Enhanced effects of co-administered dexamethasone and diclofenac on inflammatory pain processing and associated spinal c-Fos expression in the rat

• Published in: Pain (Amsterdam) Vol. 64; no. 3; pp. 559 - 568
• Main Authors: Buritova, Jaroslava, Honoré, Prisca, Chapman, Victoria, Besson, Jean-Marie
• Format: Journal Article
• Language: English
• Published: Amsterdam Elsevier B.V 01.03.1996; Elsevier
• Subjects: Analgesics; Animals; Anti-Inflammatory Agents - pharmacology; Anti-Inflammatory Agents - therapeutic use; Anti-Inflammatory Agents, Non-Steroidal - pharmacology; Anti-Inflammatory Agents, Non-Steroidal - therapeutic use; Biological and medical sciences; c-Fos; Carrageenan; Dexamethasone; Dexamethasone - pharmacology; Dexamethasone - therapeutic use; Diclofenac; Diclofenac - pharmacology; Diclofenac - therapeutic use; Dose-Response Relationship, Drug; Drug Synergism; Edema - chemically induced; Edema - drug therapy; Edema - physiopathology; Immunohistochemistry; Inflammation - chemically induced; Inflammation - drug therapy; Inflammation - physiopathology; Inflammatory pain; Male; Medical sciences; Neuropharmacology; Pain - physiopathology; Pharmacology. Drug treatments; Proto-Oncogene Proteins c-fos - biosynthesis; Rat; Rats; Rats, Sprague-Dawley; Spinal cord; Spinal Cord - drug effects; Spinal Cord - metabolism; Synaptic Transmission - drug effects; PBS; Spinal cord; Dexamethasone; Rat; Fisher's PLSD test; c-Fos; COX; Diclofenac; PB; ANOVA; NSAIDs; Carrageenan; c-Fos-LI; Inflammatory pain; Corticosteroid; Drug combination; Rodentia; Inflammation; Gene expression; Non steroidal antiinflammatory agent; Vertebrata; Chemotherapy; Mammalia; Analgesic; Pain; Treatment; Animal; Drug interaction; Immediate early gene
• ISSN: 0304-3959; 1872-6623
• DOI: 10.1016/0304-3959(95)00167-0

This study determines the effects of dexamethasone versus co-administered dexamethasone and diclofenac, on carrageenan-evoked spinal c-Fos expression and peripheral oedema in the freely moving rat.
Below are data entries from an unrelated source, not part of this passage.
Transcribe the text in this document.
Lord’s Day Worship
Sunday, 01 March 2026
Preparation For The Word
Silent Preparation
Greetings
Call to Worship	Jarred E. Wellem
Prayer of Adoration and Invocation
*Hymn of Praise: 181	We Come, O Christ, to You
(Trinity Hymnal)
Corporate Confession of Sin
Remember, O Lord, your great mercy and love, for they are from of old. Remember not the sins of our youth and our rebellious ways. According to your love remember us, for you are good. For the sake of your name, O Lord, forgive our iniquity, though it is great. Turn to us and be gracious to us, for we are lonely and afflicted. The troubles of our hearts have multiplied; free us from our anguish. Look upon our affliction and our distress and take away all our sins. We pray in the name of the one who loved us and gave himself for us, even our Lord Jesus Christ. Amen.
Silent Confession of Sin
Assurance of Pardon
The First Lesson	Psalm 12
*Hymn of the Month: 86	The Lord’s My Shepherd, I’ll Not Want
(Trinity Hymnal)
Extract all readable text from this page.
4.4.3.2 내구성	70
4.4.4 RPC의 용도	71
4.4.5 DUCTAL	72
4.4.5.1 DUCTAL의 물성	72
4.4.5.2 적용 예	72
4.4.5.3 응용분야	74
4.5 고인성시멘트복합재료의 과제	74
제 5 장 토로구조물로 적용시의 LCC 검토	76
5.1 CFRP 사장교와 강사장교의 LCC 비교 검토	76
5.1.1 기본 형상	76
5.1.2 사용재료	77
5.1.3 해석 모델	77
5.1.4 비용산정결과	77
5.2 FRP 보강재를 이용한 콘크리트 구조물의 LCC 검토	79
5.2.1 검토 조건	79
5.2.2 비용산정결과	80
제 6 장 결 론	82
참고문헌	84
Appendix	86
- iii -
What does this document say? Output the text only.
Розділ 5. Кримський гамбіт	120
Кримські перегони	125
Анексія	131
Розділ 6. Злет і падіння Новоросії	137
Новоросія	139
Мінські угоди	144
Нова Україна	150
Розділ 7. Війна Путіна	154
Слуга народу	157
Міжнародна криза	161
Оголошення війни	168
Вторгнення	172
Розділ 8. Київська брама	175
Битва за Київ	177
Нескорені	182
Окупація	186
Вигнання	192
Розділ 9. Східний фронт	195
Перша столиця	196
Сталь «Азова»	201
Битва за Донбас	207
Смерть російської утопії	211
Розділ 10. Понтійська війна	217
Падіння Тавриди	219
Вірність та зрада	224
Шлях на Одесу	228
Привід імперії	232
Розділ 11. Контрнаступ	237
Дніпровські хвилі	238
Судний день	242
Drugs were administered intravenously 25 min before intraplantar injection of carrageenan (6 mg/150 μ1 of saline). Three hours later the number of spinal c-Fos-LI neurones and peripheral oedema were assessed. The total number of control carrageenan-evoked c-Fos-LI neurones in the lumbar spinal cord was 121 ± 5 labelled neurones per section, segments L4-L5, which were predominantly located in the superficial and deep laminae (41 ± 3% and 40 ± 2% of the total number of c-Fos-LI neurones per section, respectively) of the dorsal horn of the spinal cord. Pre-administered dexamethasone (0.05, 0.10 and 0.50 mg/kg i.v.) dose-dependently reduced the total number of c-Fos-LI neurones (30 ± 4%, 52 ± 3% and 58 ± 2% reduction, respectively), with effects of the higher doses being strongest on the deep laminae c-Fos-LI neurones. The effects of dexamethasone on the total number of c-Fos-LI neurones and the peripheral oedema were positively correlated. Co-administration of low doses of dexamethasone and diclofenac (0.025 + 1.5 mg/ kg i.v. respectively), which had negligible effects when administered separately, greatly reduced both the total number of carrageenan-evoked c-Fos-LI neurones (61 ± 5% reduction as compared to control value) and the peripheral oedema (80 ± 8% and 60 ± 5% reduction for ankle and paw oedema, respectively). The attenuation by co-administered dexamethasone and diclofenac, of both c-Fos expression and the peripheral oedema, was significantly greater than the effect of dexamethasone alone ( P < 0.001 for both) and diclofenace alone ( P < 0.001 for both). Our study illustrates enhanced attenuating effects of co-administered dexamethasone and diclofenac on both inflammatory oedema and the associated spinal expression of c-Fos, an indicator of nociceptive transmission at the spinal level. The apparent interactions between the mechanisms of action of NSAIDs and steroids suggest that co-therapy may produce beneficial inflammatory and pain relief in the absence of excessive side effects.